Dans la continuité de ces résultats, l’équipe a lancé un essai clinique visant à examiner l’impact de ce jus sur des patients atteints de pancréatite, afin d’évaluer son potentiel en tant qu’agent adjuvant pour atténuer l’inflammation liée à cette pathologie.

Les chercheurs de l’université d’État de l’Ohio ont élaboré ce jus en s’appuyant sur des preuves antérieures associant la consommation de tomate et de soja à une diminution des risques de certaines maladies. Ils ont utilisé des tomates à haute teneur en lycopène enrichies en extraits de soja.

Des études ultérieures ont aussi établi un lien entre la consommation de ce jus et la réduction de certains biomarqueurs associés au cancer de la prostate, ainsi que des effets possibles sur les voies inflammatoires et métaboliques liées à l’obésité et aux maladies chroniques.

Dans cette étude, 12 adultes obèses ont consommé deux bouteilles quotidiennes de jus de tomate et de soja pendant quatre semaines, suivies d’une période d’arrêt, puis ont bu un jus de tomate témoin pendant quatre semaines supplémentaires.

Les résultats ont montré une diminution de trois types de cytokines inflammatoires : l’interleukine (IL-5), l’IL-12p70 et le facteur stimulant les colonies de granulocytes et macrophages (GM-CSF). Une tendance à la baisse du facteur de nécrose tumorale alpha (TNF-α) a également été notée, sans signification statistique claire.

L’analyse des échantillons d’urine a révélé des modifications des métabolites liés au métabolisme, avec des effets communs aux deux jus, suggérant que les réponses biologiques ne dépendent pas d’un seul composé mais d’un ensemble de substances végétales.

Les chercheurs précisent que ces observations nécessitent des investigations complémentaires pour élucider les mécanismes d’action, mais elles constituent des indications prometteuses sur le rôle direct de la nutrition dans la modulation des processus biologiques inflammatoires.
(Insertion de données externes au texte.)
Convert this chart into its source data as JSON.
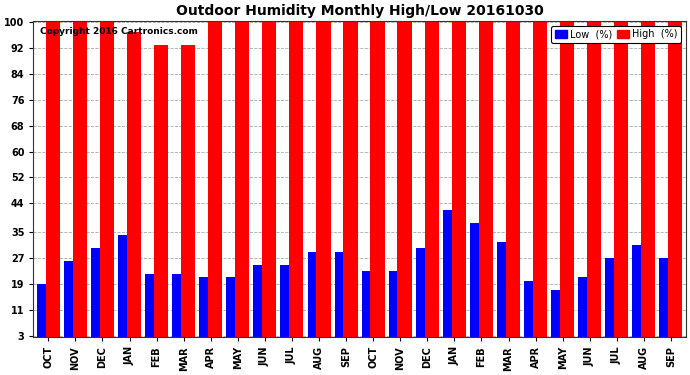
{
  "title": "Outdoor Humidity Monthly High/Low 20161030",
  "copyright": "Copyright 2016 Cartronics.com",
  "months": [
    "OCT",
    "NOV",
    "DEC",
    "JAN",
    "FEB",
    "MAR",
    "APR",
    "MAY",
    "JUN",
    "JUL",
    "AUG",
    "SEP",
    "OCT",
    "NOV",
    "DEC",
    "JAN",
    "FEB",
    "MAR",
    "APR",
    "MAY",
    "JUN",
    "JUL",
    "AUG",
    "SEP"
  ],
  "high_values": [
    100,
    100,
    100,
    97,
    93,
    93,
    100,
    100,
    100,
    100,
    100,
    100,
    100,
    100,
    100,
    100,
    100,
    100,
    100,
    100,
    100,
    100,
    100,
    100
  ],
  "low_values": [
    19,
    26,
    30,
    34,
    22,
    22,
    21,
    21,
    25,
    25,
    29,
    29,
    23,
    23,
    30,
    42,
    38,
    32,
    20,
    17,
    21,
    27,
    31,
    27
  ],
  "high_color": "#ff0000",
  "low_color": "#0000ff",
  "bg_color": "#ffffff",
  "plot_bg_color": "#ffffff",
  "ylabel_ticks": [
    3,
    11,
    19,
    27,
    35,
    44,
    52,
    60,
    68,
    76,
    84,
    92,
    100
  ],
  "ymin": 3,
  "ymax": 100,
  "grid_color": "#aaaaaa",
  "title_fontsize": 10,
  "tick_fontsize": 7,
  "legend_low_label": "Low  (%)",
  "legend_high_label": "High  (%)"
}
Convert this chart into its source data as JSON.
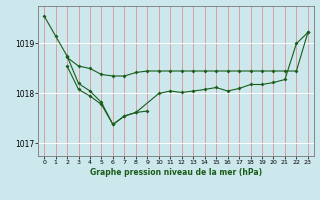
{
  "background_color": "#cce8ec",
  "grid_color_v": "#e8a0a0",
  "grid_color_h": "#ffffff",
  "line_color": "#1a5c1a",
  "xlabel": "Graphe pression niveau de la mer (hPa)",
  "ylim": [
    1016.75,
    1019.75
  ],
  "xlim": [
    -0.5,
    23.5
  ],
  "yticks": [
    1017,
    1018,
    1019
  ],
  "xtick_labels": [
    "0",
    "1",
    "2",
    "3",
    "4",
    "5",
    "6",
    "7",
    "8",
    "9",
    "10",
    "11",
    "12",
    "13",
    "14",
    "15",
    "16",
    "17",
    "18",
    "19",
    "20",
    "21",
    "22",
    "23"
  ],
  "series1_x": [
    0,
    1,
    2,
    3,
    4,
    5,
    6,
    7,
    8,
    10,
    11,
    12,
    13,
    14,
    15,
    16,
    17,
    18,
    19,
    20,
    21,
    22,
    23
  ],
  "series1_y": [
    1019.55,
    1019.15,
    1018.75,
    1018.2,
    1018.05,
    1017.82,
    1017.38,
    1017.55,
    1017.62,
    1018.0,
    1018.05,
    1018.02,
    1018.05,
    1018.08,
    1018.12,
    1018.05,
    1018.1,
    1018.18,
    1018.18,
    1018.22,
    1018.28,
    1019.0,
    1019.22
  ],
  "series2_x": [
    2,
    3,
    4,
    5,
    6,
    7,
    8,
    9,
    10,
    11,
    12,
    13,
    14,
    15,
    16,
    17,
    18,
    19,
    20,
    21,
    22,
    23
  ],
  "series2_y": [
    1018.72,
    1018.55,
    1018.5,
    1018.38,
    1018.35,
    1018.35,
    1018.42,
    1018.45,
    1018.45,
    1018.45,
    1018.45,
    1018.45,
    1018.45,
    1018.45,
    1018.45,
    1018.45,
    1018.45,
    1018.45,
    1018.45,
    1018.45,
    1018.45,
    1019.22
  ],
  "series3_x": [
    2,
    3,
    4,
    5,
    6,
    7,
    8,
    9
  ],
  "series3_y": [
    1018.55,
    1018.08,
    1017.95,
    1017.78,
    1017.38,
    1017.55,
    1017.62,
    1017.65
  ]
}
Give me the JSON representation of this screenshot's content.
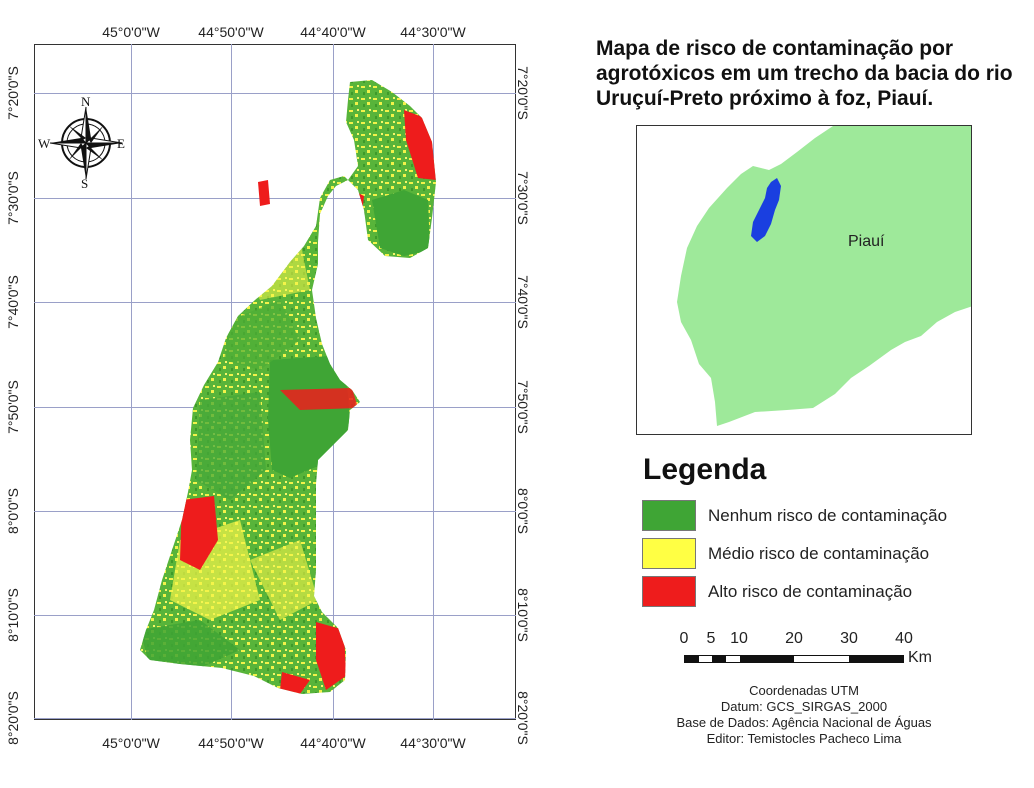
{
  "title": "Mapa de risco de contaminação por agrotóxicos em um trecho da bacia do rio Uruçuí-Preto próximo à foz, Piauí.",
  "map": {
    "lon_labels_top": [
      "45°0'0\"W",
      "44°50'0\"W",
      "44°40'0\"W",
      "44°30'0\"W"
    ],
    "lon_labels_bottom": [
      "45°0'0\"W",
      "44°50'0\"W",
      "44°40'0\"W",
      "44°30'0\"W"
    ],
    "lat_labels": [
      "7°20'0\"S",
      "7°30'0\"S",
      "7°40'0\"S",
      "7°50'0\"S",
      "8°0'0\"S",
      "8°10'0\"S",
      "8°20'0\"S"
    ],
    "compass": {
      "n": "N",
      "s": "S",
      "e": "E",
      "w": "W"
    }
  },
  "inset": {
    "label": "Piauí",
    "land_color": "#9ee99a",
    "area_color": "#1a3fe0"
  },
  "legend": {
    "title": "Legenda",
    "items": [
      {
        "label": "Nenhum risco de contaminação",
        "color": "#3fa535"
      },
      {
        "label": "Médio risco de contaminação",
        "color": "#ffff44"
      },
      {
        "label": "Alto risco de contaminação",
        "color": "#ee1c1c"
      }
    ]
  },
  "scale": {
    "ticks": [
      "0",
      "5",
      "10",
      "20",
      "30",
      "40"
    ],
    "unit": "Km"
  },
  "credits": {
    "line1": "Coordenadas UTM",
    "line2": "Datum: GCS_SIRGAS_2000",
    "line3": "Base de Dados: Agência Nacional de Águas",
    "line4": "Editor: Temistocles Pacheco Lima"
  }
}
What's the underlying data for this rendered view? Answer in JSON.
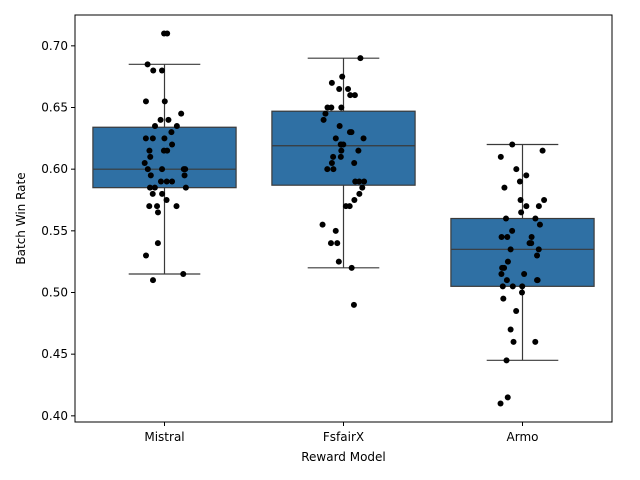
{
  "chart_data": {
    "type": "box",
    "xlabel": "Reward Model",
    "ylabel": "Batch Win Rate",
    "ylim": [
      0.395,
      0.725
    ],
    "yticks": [
      0.4,
      0.45,
      0.5,
      0.55,
      0.6,
      0.65,
      0.7
    ],
    "ytick_labels": [
      "0.40",
      "0.45",
      "0.50",
      "0.55",
      "0.60",
      "0.65",
      "0.70"
    ],
    "categories": [
      "Mistral",
      "FsfairX",
      "Armo"
    ],
    "box_color": "#2f70a4",
    "point_color": "#000000",
    "boxes": [
      {
        "category": "Mistral",
        "whisker_low": 0.515,
        "q1": 0.585,
        "median": 0.6,
        "q3": 0.634,
        "whisker_high": 0.685
      },
      {
        "category": "FsfairX",
        "whisker_low": 0.52,
        "q1": 0.587,
        "median": 0.619,
        "q3": 0.647,
        "whisker_high": 0.69
      },
      {
        "category": "Armo",
        "whisker_low": 0.445,
        "q1": 0.505,
        "median": 0.535,
        "q3": 0.56,
        "whisker_high": 0.62
      }
    ],
    "points": [
      [
        0.71,
        0.71,
        0.685,
        0.68,
        0.68,
        0.655,
        0.655,
        0.645,
        0.64,
        0.64,
        0.635,
        0.635,
        0.63,
        0.625,
        0.625,
        0.625,
        0.62,
        0.615,
        0.615,
        0.615,
        0.61,
        0.605,
        0.6,
        0.6,
        0.6,
        0.6,
        0.595,
        0.595,
        0.59,
        0.59,
        0.59,
        0.585,
        0.585,
        0.585,
        0.58,
        0.58,
        0.575,
        0.57,
        0.57,
        0.57,
        0.565,
        0.54,
        0.53,
        0.515,
        0.51
      ],
      [
        0.69,
        0.675,
        0.67,
        0.665,
        0.665,
        0.66,
        0.66,
        0.65,
        0.65,
        0.65,
        0.645,
        0.64,
        0.635,
        0.63,
        0.63,
        0.625,
        0.625,
        0.62,
        0.62,
        0.62,
        0.615,
        0.615,
        0.61,
        0.61,
        0.605,
        0.605,
        0.6,
        0.6,
        0.59,
        0.59,
        0.59,
        0.585,
        0.58,
        0.575,
        0.57,
        0.57,
        0.555,
        0.55,
        0.54,
        0.54,
        0.525,
        0.52,
        0.49
      ],
      [
        0.62,
        0.615,
        0.61,
        0.6,
        0.595,
        0.59,
        0.585,
        0.575,
        0.575,
        0.57,
        0.57,
        0.565,
        0.56,
        0.56,
        0.555,
        0.55,
        0.545,
        0.545,
        0.545,
        0.54,
        0.54,
        0.535,
        0.535,
        0.53,
        0.525,
        0.52,
        0.52,
        0.515,
        0.515,
        0.51,
        0.51,
        0.51,
        0.505,
        0.505,
        0.505,
        0.5,
        0.495,
        0.485,
        0.47,
        0.46,
        0.46,
        0.445,
        0.415,
        0.41
      ]
    ]
  }
}
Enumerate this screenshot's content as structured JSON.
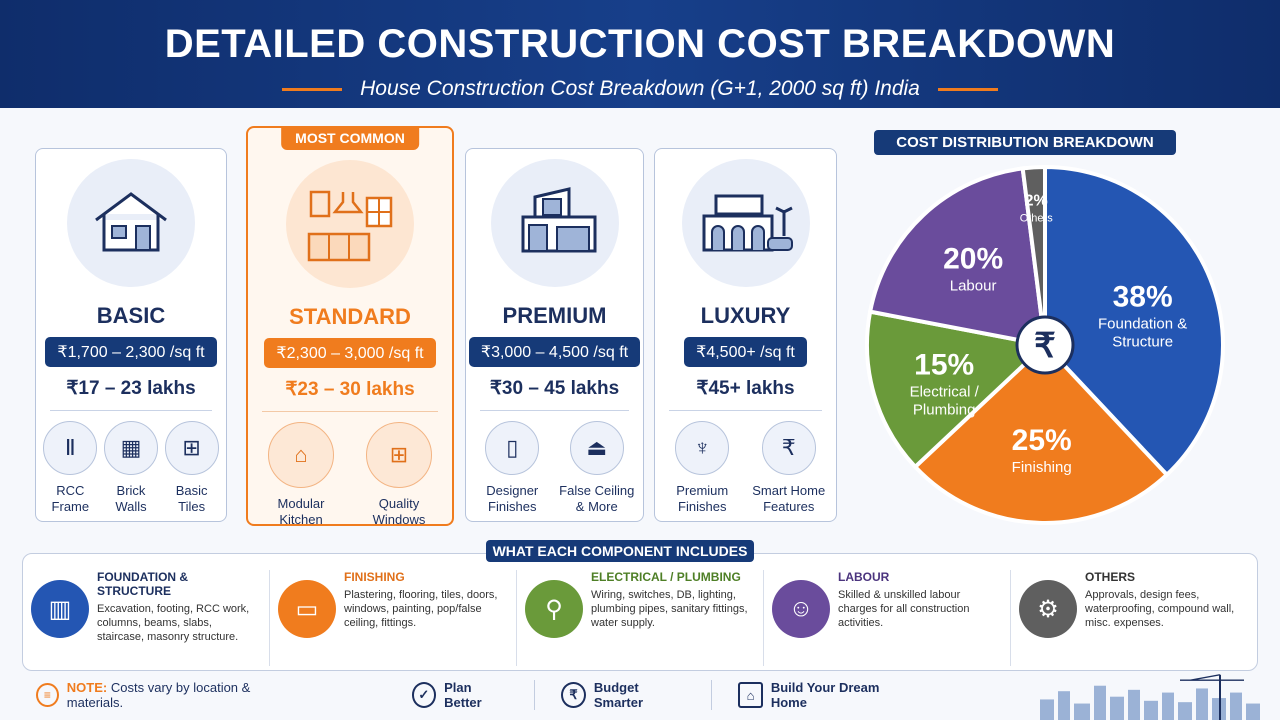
{
  "header": {
    "title": "DETAILED CONSTRUCTION COST BREAKDOWN",
    "subtitle": "House Construction Cost Breakdown (G+1, 2000 sq ft) India"
  },
  "tiers": [
    {
      "name": "BASIC",
      "rate": "₹1,700 – 2,300 /sq ft",
      "total": "₹17 – 23 lakhs",
      "features": [
        "RCC Frame",
        "Brick Walls",
        "Basic Tiles"
      ]
    },
    {
      "badge": "MOST COMMON",
      "name": "STANDARD",
      "rate": "₹2,300 – 3,000 /sq ft",
      "total": "₹23 – 30 lakhs",
      "features": [
        "Modular Kitchen",
        "Quality Windows"
      ]
    },
    {
      "name": "PREMIUM",
      "rate": "₹3,000 – 4,500 /sq ft",
      "total": "₹30 – 45 lakhs",
      "features": [
        "Designer Finishes",
        "False Ceiling & More"
      ]
    },
    {
      "name": "LUXURY",
      "rate": "₹4,500+ /sq ft",
      "total": "₹45+ lakhs",
      "features": [
        "Premium Finishes",
        "Smart Home Features"
      ]
    }
  ],
  "chart_data": {
    "type": "pie",
    "title": "COST DISTRIBUTION BREAKDOWN",
    "slices": [
      {
        "label": "Foundation & Structure",
        "value": 38,
        "text": "38%",
        "color": "#2456b3"
      },
      {
        "label": "Finishing",
        "value": 25,
        "text": "25%",
        "color": "#f07c1e"
      },
      {
        "label": "Electrical / Plumbing",
        "value": 15,
        "text": "15%",
        "color": "#6a9a3a"
      },
      {
        "label": "Labour",
        "value": 20,
        "text": "20%",
        "color": "#6a4c9c"
      },
      {
        "label": "Others",
        "value": 2,
        "text": "2%",
        "color": "#5f5f5f"
      }
    ],
    "center_icon": "rupee-icon"
  },
  "components": {
    "title": "WHAT EACH COMPONENT INCLUDES",
    "items": [
      {
        "title": "FOUNDATION & STRUCTURE",
        "desc": "Excavation, footing, RCC work, columns, beams, slabs, staircase, masonry structure.",
        "color": "#2456b3",
        "title_color": "#1c2f5e",
        "icon": "column-icon"
      },
      {
        "title": "FINISHING",
        "desc": "Plastering, flooring, tiles, doors, windows, painting, pop/false ceiling, fittings.",
        "color": "#f07c1e",
        "title_color": "#e0701a",
        "icon": "paint-roller-icon"
      },
      {
        "title": "ELECTRICAL / PLUMBING",
        "desc": "Wiring, switches, DB, lighting, plumbing pipes, sanitary fittings, water supply.",
        "color": "#6a9a3a",
        "title_color": "#4e7f26",
        "icon": "faucet-icon"
      },
      {
        "title": "LABOUR",
        "desc": "Skilled & unskilled labour charges for all construction activities.",
        "color": "#6a4c9c",
        "title_color": "#4b347e",
        "icon": "worker-icon"
      },
      {
        "title": "OTHERS",
        "desc": "Approvals, design fees, waterproofing, compound wall, misc. expenses.",
        "color": "#5f5f5f",
        "title_color": "#333333",
        "icon": "clipboard-gear-icon"
      }
    ]
  },
  "footer": {
    "note_label": "NOTE:",
    "note": "Costs vary by location & materials.",
    "items": [
      "Plan Better",
      "Budget Smarter",
      "Build Your Dream Home"
    ]
  }
}
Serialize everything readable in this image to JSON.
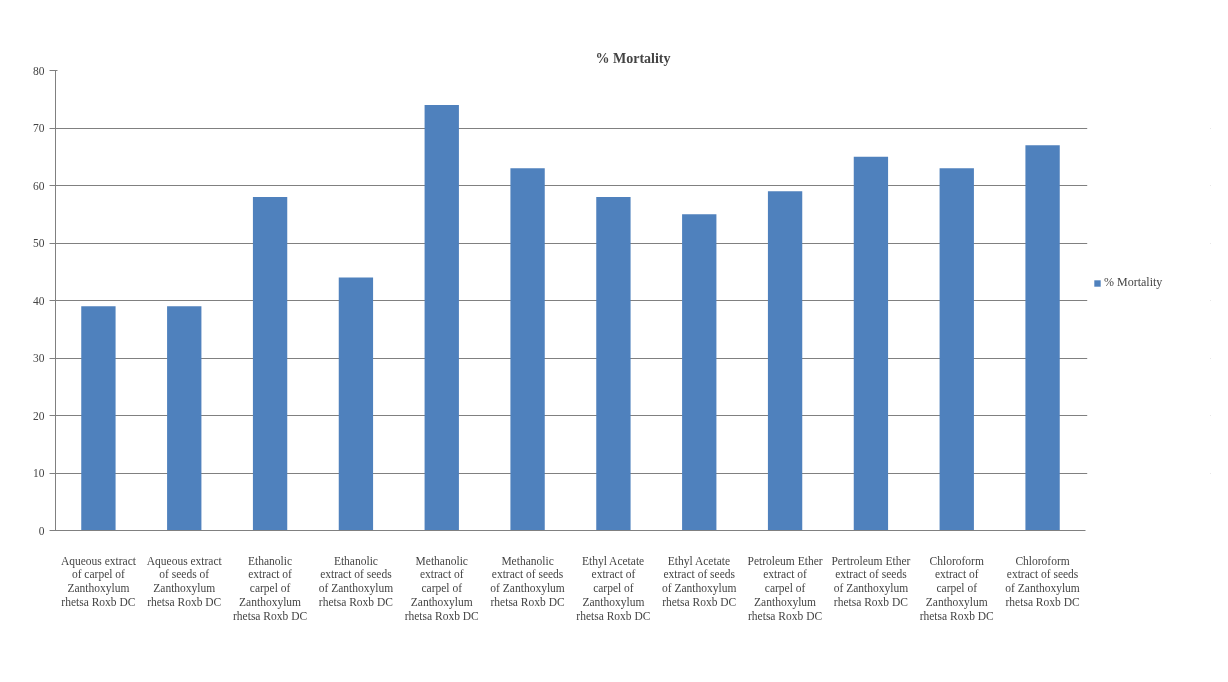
{
  "chart_data": {
    "type": "bar",
    "title": "% Mortality",
    "categories": [
      "Aqueous extract of carpel of Zanthoxylum rhetsa Roxb DC",
      "Aqueous extract of seeds of Zanthoxylum rhetsa Roxb DC",
      "Ethanolic extract of carpel of Zanthoxylum rhetsa Roxb DC",
      "Ethanolic extract of seeds of Zanthoxylum rhetsa Roxb DC",
      "Methanolic extract of carpel of Zanthoxylum rhetsa Roxb DC",
      "Methanolic extract of seeds of Zanthoxylum rhetsa Roxb DC",
      "Ethyl Acetate extract of carpel of Zanthoxylum rhetsa Roxb DC",
      "Ethyl Acetate extract of seeds of Zanthoxylum rhetsa Roxb DC",
      "Petroleum Ether extract of carpel of Zanthoxylum rhetsa Roxb DC",
      "Pertroleum Ether extract of seeds of Zanthoxylum rhetsa Roxb DC",
      "Chloroform extract of carpel of Zanthoxylum rhetsa Roxb DC",
      "Chloroform extract of seeds of Zanthoxylum rhetsa Roxb DC"
    ],
    "series": [
      {
        "name": "% Mortality",
        "color": "#4f81bd",
        "values": [
          39,
          39,
          58,
          44,
          74,
          63,
          58,
          55,
          59,
          65,
          63,
          67
        ]
      }
    ],
    "ylim": [
      0,
      80
    ],
    "yticks": [
      0,
      10,
      20,
      30,
      40,
      50,
      60,
      70,
      80
    ],
    "grid": "y",
    "legend": "right"
  }
}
Des études antérieures sur des modèles animaux ont soutenu cette hypothèse, montrant que le jus de tomate et de soja peut réduire l’inflammation et atténuer la gravité de la pancréatite chronique, renforçant ainsi l’intérêt d’étudier ses effets en contexte clinique chez l’humain.

L’équipe souligne que les traitements actuels de la pancréatite se concentrent principalement sur le soulagement des symptômes, ce qui confère une importance particulière à toute intervention nutritionnelle susceptible d’améliorer la qualité de vie des patients.

Cette étude a été publiée dans la revue « Molecular Nutrition & Food Research ».